Silicon Motion CEO Rings The Alarm Bells, Says Memory & SSD Shortages To Drag Into 2028

Silicon Motion CEO: AI’s Long-Term Deals Are Tightening Memory and SSD Supply Until 2028

A prolonged global shortage of memory and SSD storage is shaping up to be one of the biggest hardware headaches of the decade. According to comments from Silicon Motion’s CEO, the crunch affecting DRAM (system memory) and NAND flash (the storage used in SSDs) may not meaningfully ease until 2028, largely because demand from AI-focused companies keeps accelerating faster than the industry can add new supply.

Right now, the situation is already tight for both enterprise customers and everyday buyers. Manufacturers are planning new production capacity and factory expansions, but these projects take time. Even once approved and funded, a modern memory fabrication facility typically needs years to build, equip, qualify, and ramp to high-volume output. The earliest meaningful expansion timelines are being discussed around 2027, with volume production only arriving in late 2027 or early 2028.

The big issue is that upcoming capacity is expected to be heavily aimed at meeting AI-era needs. Data centers powering AI services require enormous amounts of both DRAM and NAND. And as new, extremely power-hungry “gigawatt-scale” data centers come online over the next few years, total demand is expected to surge even more.

Silicon Motion’s leadership also points to a shift in AI spending that’s intensifying pressure on the market. The industry focus is moving from AI training to AI inference, and inference still consumes vast amounts of memory and fast storage—especially when deployed at scale to serve real users, around the clock. That creates simultaneous growth in demand for both DRAM and NAND flash, and when supply is constrained, it’s difficult for the market to rebalance quickly.

By current estimates discussed in the report, DRAM and NAND suppliers can only meet roughly 60% to 70% of total demand at today’s production levels. That gap matters because it doesn’t just impact data centers; it ripples across the entire supply chain. When large buyers lock in supply, everyone else is left competing for a smaller pool of components.

One reason the shortage could last longer than earlier expectations is the way major AI players are securing inventory. With supply tight, they are increasingly using long-term contracts and even prepayments to reserve future DRAM and NAND output. This kind of demand “locking” can reduce the flexibility of the market, making it tougher for other industries—and consumers—to access parts at stable prices.

The timeline challenges are also straightforward: building a new production facility and reaching volume production can take two to three years, and even after that, product delivery lead times can extend another year or more. That means there’s no quick fix, even if every manufacturer tries to expand at once.
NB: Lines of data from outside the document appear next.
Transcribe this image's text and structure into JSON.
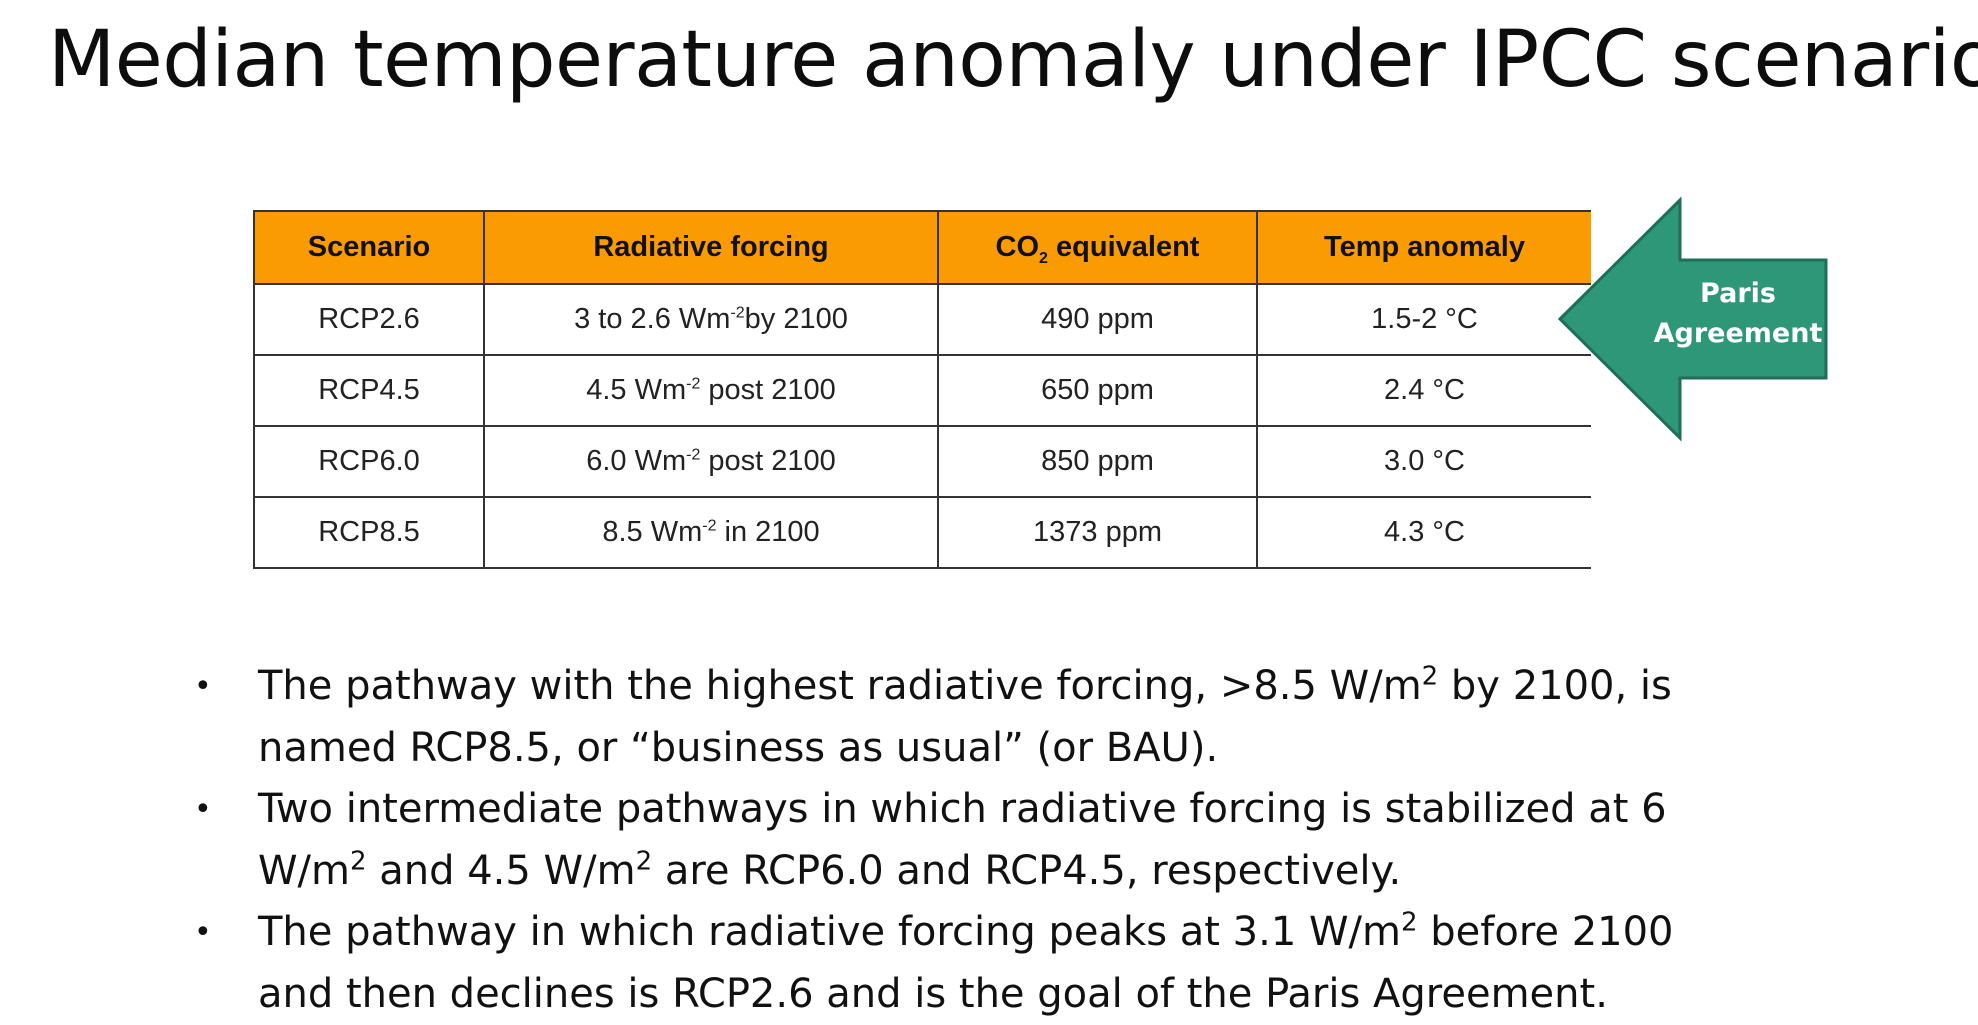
{
  "title": "Median temperature anomaly under IPCC scenarios",
  "table": {
    "headers": {
      "scenario": "Scenario",
      "forcing": "Radiative forcing",
      "co2_prefix": "CO",
      "co2_sub": "2",
      "co2_suffix": " equivalent",
      "temp": "Temp anomaly"
    },
    "rows": [
      {
        "scenario": "RCP2.6",
        "forcing_a": "3 to 2.6 Wm",
        "forcing_sup": "-2",
        "forcing_b": "by 2100",
        "co2": "490 ppm",
        "temp": "1.5-2 °C"
      },
      {
        "scenario": "RCP4.5",
        "forcing_a": "4.5 Wm",
        "forcing_sup": "-2",
        "forcing_b": " post  2100",
        "co2": "650 ppm",
        "temp": "2.4 °C"
      },
      {
        "scenario": "RCP6.0",
        "forcing_a": "6.0 Wm",
        "forcing_sup": "-2",
        "forcing_b": " post 2100",
        "co2": "850 ppm",
        "temp": "3.0 °C"
      },
      {
        "scenario": "RCP8.5",
        "forcing_a": "8.5 Wm",
        "forcing_sup": "-2",
        "forcing_b": " in 2100",
        "co2": "1373 ppm",
        "temp": "4.3 °C"
      }
    ]
  },
  "callout": {
    "line1": "Paris",
    "line2": "Agreement",
    "color": "#2e9778"
  },
  "header_color": "#fb9b03",
  "bullets": {
    "b1": {
      "a": "The pathway with the highest radiative forcing, >8.5 W/m",
      "sup": "2",
      "b": " by 2100, is named RCP8.5, or “business as usual” (or BAU)."
    },
    "b2": {
      "a": "Two intermediate pathways in which radiative forcing is stabilized at 6 W/m",
      "sup1": "2",
      "b": " and 4.5 W/m",
      "sup2": "2",
      "c": " are RCP6.0 and RCP4.5, respectively."
    },
    "b3": {
      "a": "The pathway in which radiative forcing peaks at 3.1 W/m",
      "sup": "2",
      "b": " before 2100 and then declines is RCP2.6 and is the goal of the Paris Agreement."
    },
    "marker": "•"
  }
}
For shoppers and PC builders, the most immediate impact is pricing. Silicon Motion expects memory and SSD prices to keep rising through the second half of this year. As component costs climb, hardware makers face difficult decisions—some products become less profitable, pricing becomes harder to keep competitive, and certain consumer models may be discontinued if they no longer make economic sense.

There was early hope that additional supply from Chinese manufacturers could relieve global pressure, but domestic demand inside China has also risen significantly, adding strain rather than creating an easy surplus for the rest of the market.

Meanwhile, the overall outlook remains tense. One major manufacturer has suggested shortages could actually be worse in 2027 than in 2026, reinforcing the idea that this isn’t a short-lived spike. If these projections hold, buyers should brace for an extended period where DRAM prices, SSD prices, and broader PC and server component pricing remain under upward pressure.

In short, the memory and SSD shortage isn’t just lingering—it may be entering a multi-year phase driven by AI expansion, long factory ramp times, and aggressive supply reservations by the biggest buyers. If you’re planning an upgrade or a new build, the next few years may require more careful timing, price watching, and flexibility on capacity choices than the market has demanded in a long time.